Oh, sure, there’s a slow down. Some marginal business models are proving untenable now that the boom period of the Bakken oil play is over, and even big companies are laying off employees due to falling oil prices. Yet the job markets remain strong, economic activity remains brisk, and oil production is proving to be remarkably resilient to falling oil prices.
This graph based on data from the North Dakota Department of Mineral Resources shows the most recent daily oil production numbers available (through May) and the rig count (through July 10). As you can see, despite a decline in drilling activity, oil production has remained stable. In fact, a slight increase in May had state oil production over 1.2 million barrels per day for only the second time in state history:
What you’re looking at is stable oil production despite a 57 percent decrease in the rig count since September.
Why is this happening?
“Oil companies are drilling faster and focusing on core areas of the Bakken, leading to a surprise increase in North Dakota oil production in May,” reports the Grand Forks Herald.
Also, this from a Reuters report in June: “Oil companies say they have recalibrated their operations to survive even if prices stay lower for a long while.”
In other words, competition breeds competence.

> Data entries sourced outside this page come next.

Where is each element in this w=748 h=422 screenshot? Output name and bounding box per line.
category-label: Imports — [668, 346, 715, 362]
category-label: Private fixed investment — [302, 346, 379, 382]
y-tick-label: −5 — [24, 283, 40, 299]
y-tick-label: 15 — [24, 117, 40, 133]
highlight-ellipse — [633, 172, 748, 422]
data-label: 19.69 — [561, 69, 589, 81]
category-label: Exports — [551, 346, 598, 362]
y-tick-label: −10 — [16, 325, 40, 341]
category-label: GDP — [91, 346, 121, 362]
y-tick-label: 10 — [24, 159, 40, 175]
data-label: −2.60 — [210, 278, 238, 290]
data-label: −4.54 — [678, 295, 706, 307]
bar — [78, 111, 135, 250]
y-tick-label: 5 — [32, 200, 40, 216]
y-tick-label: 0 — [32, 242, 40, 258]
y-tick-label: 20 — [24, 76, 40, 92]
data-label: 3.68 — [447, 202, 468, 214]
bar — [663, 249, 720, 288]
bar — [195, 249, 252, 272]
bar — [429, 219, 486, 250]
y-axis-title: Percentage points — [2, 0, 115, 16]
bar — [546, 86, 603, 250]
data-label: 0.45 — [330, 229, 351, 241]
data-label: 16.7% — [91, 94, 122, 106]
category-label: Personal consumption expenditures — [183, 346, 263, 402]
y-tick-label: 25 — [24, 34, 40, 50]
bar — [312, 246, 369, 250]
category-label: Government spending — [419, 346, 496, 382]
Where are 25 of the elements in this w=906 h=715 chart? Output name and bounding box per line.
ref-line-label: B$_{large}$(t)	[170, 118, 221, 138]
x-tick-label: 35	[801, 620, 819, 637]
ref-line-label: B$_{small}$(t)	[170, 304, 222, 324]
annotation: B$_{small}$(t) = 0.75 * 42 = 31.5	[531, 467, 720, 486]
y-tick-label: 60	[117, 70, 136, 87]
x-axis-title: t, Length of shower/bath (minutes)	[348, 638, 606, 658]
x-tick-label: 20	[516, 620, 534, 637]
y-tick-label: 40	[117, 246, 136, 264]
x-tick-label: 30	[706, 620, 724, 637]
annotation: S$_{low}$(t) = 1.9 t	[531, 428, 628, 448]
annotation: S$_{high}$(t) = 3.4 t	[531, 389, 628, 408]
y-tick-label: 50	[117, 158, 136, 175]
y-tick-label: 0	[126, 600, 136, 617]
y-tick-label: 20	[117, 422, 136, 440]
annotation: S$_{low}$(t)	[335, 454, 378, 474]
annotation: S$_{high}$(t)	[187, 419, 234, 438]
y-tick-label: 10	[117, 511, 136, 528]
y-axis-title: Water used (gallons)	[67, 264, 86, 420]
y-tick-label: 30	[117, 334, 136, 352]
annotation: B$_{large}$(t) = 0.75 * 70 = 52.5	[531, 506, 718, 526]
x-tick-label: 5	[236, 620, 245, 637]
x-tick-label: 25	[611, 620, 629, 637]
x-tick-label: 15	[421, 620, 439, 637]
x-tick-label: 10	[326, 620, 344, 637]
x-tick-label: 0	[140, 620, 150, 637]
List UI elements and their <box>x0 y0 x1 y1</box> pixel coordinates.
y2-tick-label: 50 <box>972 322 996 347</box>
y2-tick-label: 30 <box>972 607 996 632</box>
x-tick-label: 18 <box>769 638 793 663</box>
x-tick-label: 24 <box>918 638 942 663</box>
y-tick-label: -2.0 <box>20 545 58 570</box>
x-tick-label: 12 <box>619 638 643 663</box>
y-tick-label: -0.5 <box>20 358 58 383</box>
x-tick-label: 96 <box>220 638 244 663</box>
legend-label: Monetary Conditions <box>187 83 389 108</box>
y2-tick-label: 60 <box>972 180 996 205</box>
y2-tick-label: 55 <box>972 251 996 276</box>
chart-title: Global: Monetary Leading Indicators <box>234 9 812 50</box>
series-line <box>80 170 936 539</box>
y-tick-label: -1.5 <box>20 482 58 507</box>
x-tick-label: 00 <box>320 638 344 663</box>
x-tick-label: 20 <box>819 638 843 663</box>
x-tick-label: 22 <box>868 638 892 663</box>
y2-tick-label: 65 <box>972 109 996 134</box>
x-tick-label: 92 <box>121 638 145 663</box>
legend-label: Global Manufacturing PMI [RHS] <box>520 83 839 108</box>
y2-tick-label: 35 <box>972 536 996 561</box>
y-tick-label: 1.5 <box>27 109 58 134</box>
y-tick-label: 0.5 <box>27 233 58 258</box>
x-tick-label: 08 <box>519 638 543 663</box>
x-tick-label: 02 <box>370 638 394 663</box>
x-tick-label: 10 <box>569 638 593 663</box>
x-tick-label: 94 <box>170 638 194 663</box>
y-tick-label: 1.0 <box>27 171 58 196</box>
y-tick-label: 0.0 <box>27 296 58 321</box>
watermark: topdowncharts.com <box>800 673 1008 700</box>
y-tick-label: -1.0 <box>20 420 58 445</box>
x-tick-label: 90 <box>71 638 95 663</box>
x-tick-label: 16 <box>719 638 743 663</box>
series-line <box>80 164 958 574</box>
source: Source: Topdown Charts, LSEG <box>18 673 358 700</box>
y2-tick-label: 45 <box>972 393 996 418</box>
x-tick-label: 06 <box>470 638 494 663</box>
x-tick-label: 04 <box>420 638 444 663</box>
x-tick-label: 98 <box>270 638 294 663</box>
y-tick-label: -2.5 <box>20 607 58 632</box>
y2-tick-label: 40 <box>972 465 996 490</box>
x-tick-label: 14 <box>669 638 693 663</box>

American oil producers are being challenged by producers in the middle east and elsewhere, and the American companies are responding by getting better at what they do. That means leaner, more efficient operations.
Of course, there is also the issue of the oil glut in America’s markets currently. But we can address that in two ways. First, we need to lift the oil export ban to open up international markets to American oil producers.
Second, we may need to stop thinking in terms of oil scarcity, as we have since the 1970’s, and starting thinking in terms of oil abundance. Relatively cheap, abundant oil may be the new normal for the foreseeable future. That’s good for everyone, though it’s going to be hard to predict how the “new normal” energy markets will look. The federal Energy Information Administration recently told a gathering of lawmakers in Bismarck that they see “potential for prices to dip as low as $30 a barrel or exceed $100 a barrel, based on futures market prices.”
That’s not a prediction. That’s a dart board. It no doubt creates a great deal of unease in corporate boardrooms and government budget meetings, the one undeniable truth in all of this is that we know America has lots and lots of oil, we know how to get it, and getting it is becoming cheaper and easier all the time.